Geel is een van de mooiste kleuren van allemaal. En het heeft de mogelijkheid om leven te brengen in elke border zonder ooit de neiging tot hardheid. Mogelijk eentonig als het te veel gebruikt wordt, vooral in zijn donkerdere tinten, kan het prachtig zijn zoals eenjarige chrysanten in sommige van de rassen kunnen laten zien. Schitterend in combinatie met blauw, zoals Platystemon californicus met Echium ‘Blue Bedder’ jaarlijks zal laten zien in elke border, maar evenzeer in gezelschap van mauve, zoals een ander voorbeeld: Clematis x jackmanii gekweekt in de buurt van klimroos ‘Zeemeermin’ zal bewijzen.
Elke uitgebreid gevulde border met hemerocallis, of daglelie, zal het duidelijk maken hoe goed gele tinten met oranje, samen een perfecte mix maken. Oranje, hoewel briljant op zichzelf, kan vervelend worden als het te royaal wordt gebruikt. Oranje wordt echter extreeem levendig waar het gebruikt wordt in het juiste contrast, blauw en oranje of wit en oranje zijn prachtig. Arrangeer Nigella (familie van de ranonkel) en kalendula, of zoete alyssum met bijvoorbeeld Ursinia anethoides, allemaal een van de mooiste eenjarigen.
Groen is overal, bijna altijd precies waar het gewenst is vanuit kleurperspectief en met precies de juiste tint.

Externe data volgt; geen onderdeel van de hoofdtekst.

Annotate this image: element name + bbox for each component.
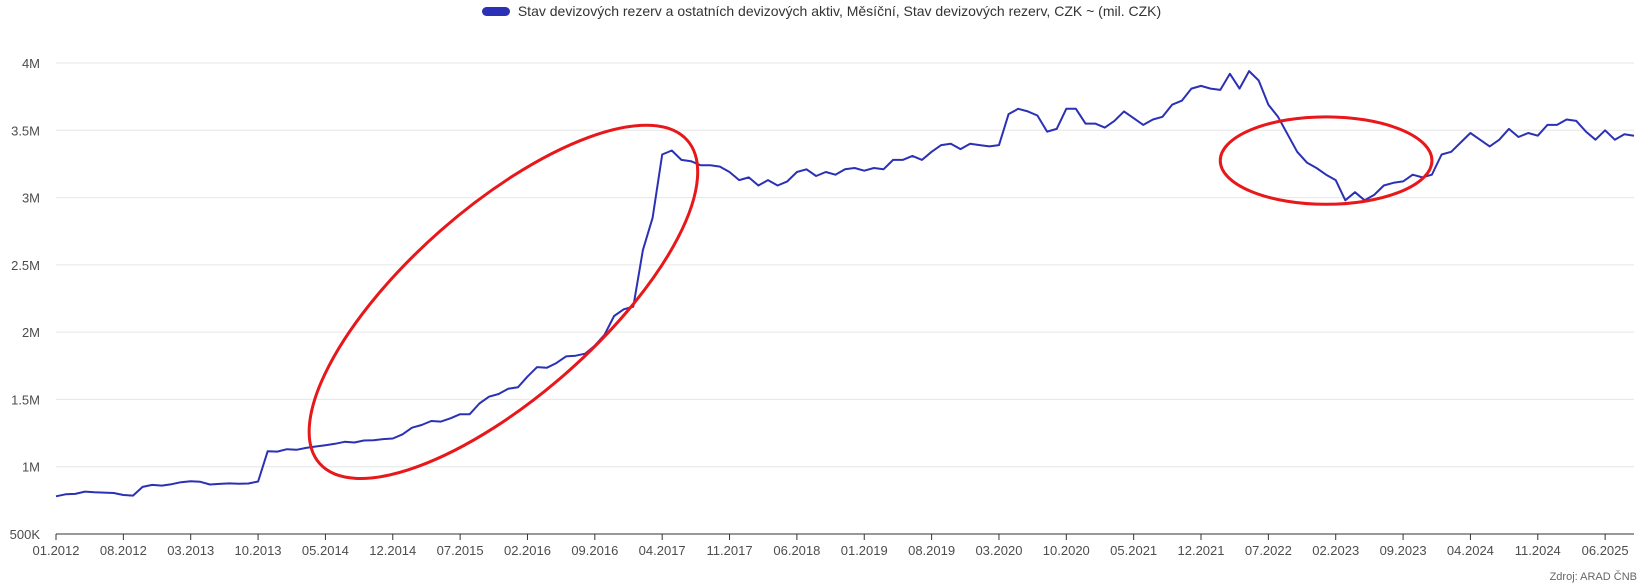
x-tick-label: 06.2018 [773, 543, 820, 558]
x-tick-label: 06.2025 [1582, 543, 1629, 558]
x-tick-label: 03.2013 [167, 543, 214, 558]
chart-legend[interactable]: Stav devizových rezerv a ostatních deviz… [0, 0, 1643, 22]
y-tick-label: 500K [10, 527, 41, 542]
x-tick-label: 07.2022 [1245, 543, 1292, 558]
x-tick-label: 08.2019 [908, 543, 955, 558]
x-tick-label: 09.2023 [1380, 543, 1427, 558]
x-tick-label: 11.2017 [707, 543, 753, 558]
y-tick-label: 2.5M [11, 258, 40, 273]
source-note: Zdroj: ARAD ČNB [1549, 571, 1637, 583]
line-layer [55, 70, 1635, 498]
y-tick-label: 1M [22, 460, 40, 475]
legend-label: Stav devizových rezerv a ostatních deviz… [517, 3, 1162, 19]
annotation-ellipse [307, 123, 700, 480]
x-tick-label: 08.2012 [100, 543, 147, 558]
x-tick-label: 02.2016 [504, 543, 551, 558]
x-tick-label: 03.2020 [975, 543, 1022, 558]
y-tick-label: 3.5M [11, 123, 40, 138]
axis-layer: 500K 1M 1.5M 2M 2.5M 3M 3.5M 4M 01.2012 08.2012 03… [10, 56, 1634, 558]
x-tick-label: 12.2014 [369, 543, 416, 558]
x-tick-label: 07.2015 [437, 543, 484, 558]
annotation-ellipse [1218, 115, 1434, 206]
series-line[interactable] [55, 70, 1635, 498]
y-tick-label: 3M [22, 191, 40, 206]
x-tick-label: 10.2020 [1043, 543, 1090, 558]
x-tick-label: 11.2024 [1515, 543, 1561, 558]
annotation-layer [307, 115, 1434, 480]
x-tick-label: 09.2016 [571, 543, 618, 558]
x-tick-label: 02.2023 [1312, 543, 1359, 558]
x-tick-label: 05.2014 [302, 543, 349, 558]
x-tick-label: 04.2017 [639, 543, 686, 558]
grid-layer [56, 62, 1634, 468]
x-tick-label: 12.2021 [1178, 543, 1225, 558]
x-tick-label: 01.2012 [33, 543, 80, 558]
x-tick-label: 04.2024 [1447, 543, 1494, 558]
y-tick-label: 1.5M [11, 392, 40, 407]
x-tick-label: 10.2013 [235, 543, 282, 558]
x-tick-label: 05.2021 [1110, 543, 1157, 558]
y-tick-label: 2M [22, 325, 40, 340]
x-tick-label: 01.2019 [841, 543, 888, 558]
y-tick-label: 4M [22, 56, 40, 71]
legend-swatch [481, 6, 510, 16]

Maar groen komt echt tot zijn recht als het gaat om naaldbomen, gecombineerd met gebladerte texturen en karakter om opmerkelijke schoonheid op te leveren. Het verschijnt in een oneindig aantal tinten en strekt zich in de ene richting uit tot verschillende goud en brons, en in een andere richting tot klassieke blauw- en zilverblauwe tinten. Cedrus atlantica glauca en Picea pungens kosteriana bijvoorbeeld.
Het kleurjaar heeft geen begin en geen einde waar de slimme tuinman aan het werk is geweest. Hij heeft zijn traditionele voorjaarsbloemen in massa’s, geallieerd aan lentebloeiende struiken zoals chaenomeles, forsythia en ribes (en hoe prachtig Ribes sanguineum er uitziet in gezelschap van narcissen en narcissen), om nog maar te zwijgen van de gastheren van sierkersen, pruimen en appels.
Een uniforme gele border zou wel eens te veel van het goede kunnen blijken, maar misschien niet als die tot redelijke proporties wordt beperkt. Beter echter, zo lijkt het, om oranje te mengen met geel, met misschien af en toe een vleugje wit; om een werkelijk prachtige kleurenrijkdom te verkrijgen.
Op die manier zou zeker het volledige scala aan hemerocallisvariëteiten kunnen worden gebruikt, wat onder alle omstandigheden de moeite waard is.